Wali Kota Bekasi Rahmat Effendi atau Pepen ditetapkan KPK sebagai tersangka suap terkait pengadaan barang dan jasa serta lelang jabatan. Pepen terancam hukuman 20 tahun penjara.
Ketua KPK Firli Bahuri Firli mengatakan ada 14 orang yang diamankan dalam operasi tangkap tangan (OTT) Rabu, 5 Januari 2022. Ke-14 orang itu terdiri atas Pepen, kepala dinas, hingga makelar tanah. Dari 14 orang itu, KPK menetapkan sembilan orang sebagai tersangka, empat orang sebagai pemberi dan lima orang sebagai penerima, termasuk Pepen. Berikut rincian penerima suapnya:
1. Rahmat Effendi (RE) sebagai Wali Kota Bekasi;
2. M Bunyamin (MB) sebagai Sekretaris Dinas Penanaman Modal dan PTSP Kota Bekasi;
3. Mulyadi alias Bayong (MY) sebagai Lurah Jatisari;
4. Wahyudin (WY) sebagai Camat Jatisampurna; dan
5. Jumhana Lutfi (JL) sebagai Kepala Dinas Perumahan, Kawasan Permukiman, dan Pertanahan Kota Bekasi.
SCROLL TO CONTINUE WITH CONTENT
Kelima orang penerima suap ini dijerat dengan Pasal 12 huruf a atau Pasal 12 huruf b atau Pasal 11 dan Pasal 12 huruf f serta Pasal 12B UU Tipikor juncto Pasal 55 ayat 1 ke 1 KUHP. Ancaman hukumannya 20 tahun penjara.
Pasal 12 huruf a dan b serta dan 11 merupakan terkait tindak pidana suap, berikut penjelasannya:
Firli mengatakan Pepen diduga meminta uang kepada pihak yang lahannya diganti rugi oleh Pemkot Bekasi sebagai bentuk komitmen.

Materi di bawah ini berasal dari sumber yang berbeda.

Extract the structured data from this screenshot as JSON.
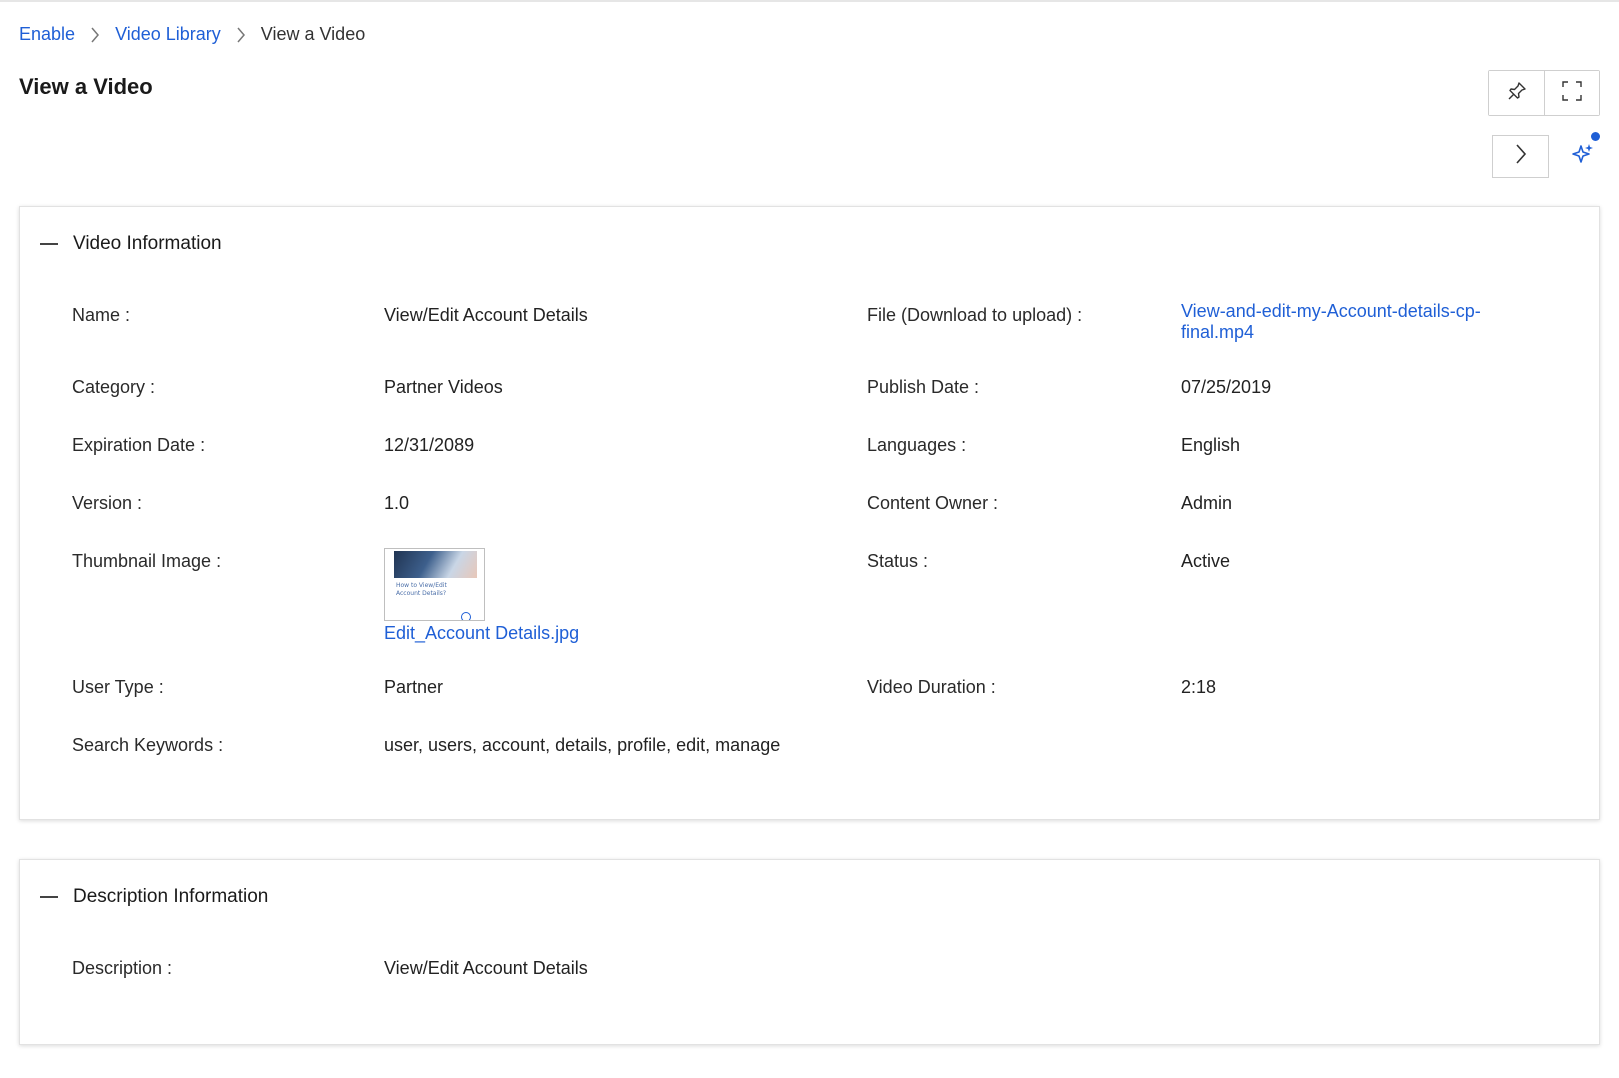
{
  "breadcrumb": {
    "items": [
      {
        "label": "Enable"
      },
      {
        "label": "Video Library"
      },
      {
        "label": "View a Video"
      }
    ]
  },
  "page": {
    "title": "View a Video"
  },
  "toolbar": {
    "icons": [
      "pin-icon",
      "fullscreen-icon",
      "chevron-right-icon",
      "sparkle-icon"
    ],
    "accent": "#1f5fd6"
  },
  "video_section": {
    "title": "Video Information",
    "fields": {
      "name": {
        "label": "Name :",
        "value": "View/Edit Account Details"
      },
      "file": {
        "label": "File (Download to upload) :",
        "value_line1": "View-and-edit-my-Account-details-cp-",
        "value_line2": "final.mp4"
      },
      "category": {
        "label": "Category :",
        "value": "Partner Videos"
      },
      "publish_date": {
        "label": "Publish Date :",
        "value": "07/25/2019"
      },
      "expiration_date": {
        "label": "Expiration Date :",
        "value": "12/31/2089"
      },
      "languages": {
        "label": "Languages :",
        "value": "English"
      },
      "version": {
        "label": "Version :",
        "value": "1.0"
      },
      "content_owner": {
        "label": "Content Owner :",
        "value": "Admin"
      },
      "thumbnail": {
        "label": "Thumbnail Image :",
        "file_name": "Edit_Account Details.jpg",
        "caption_line1": "How to View/Edit",
        "caption_line2": "Account Details?"
      },
      "status": {
        "label": "Status :",
        "value": "Active"
      },
      "user_type": {
        "label": "User Type :",
        "value": "Partner"
      },
      "video_duration": {
        "label": "Video Duration :",
        "value": "2:18"
      },
      "search_keywords": {
        "label": "Search Keywords :",
        "value": "user, users, account, details, profile, edit, manage"
      }
    }
  },
  "description_section": {
    "title": "Description Information",
    "fields": {
      "description": {
        "label": "Description :",
        "value": "View/Edit Account Details"
      }
    }
  }
}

Salah satunya menggunakan sebutan untuk 'sumbangan masjid'.
"Selanjutnya pihak-pihak menyerahkan sejumlah uang melalui perantara orang-orang yang merupakan kepercayaan, yaitu Saudara JL (Kadis Perumahan Bekasi) yang menerima uang sejumlah Rp 4 miliar dari LBM (swasta)," ujar Firli.
"WY (Camat Jatisampurna) yang menerima uang sejumlah Rp 3 miliar dari MS (Camat Rawalumbu) dan mengatasnamakan sumbangan ke salah satu masjid yang berada di bawah yayasan milik keluarga RE, sejumlah Rp 100 juta dari SY (swasta)," sambung Firli.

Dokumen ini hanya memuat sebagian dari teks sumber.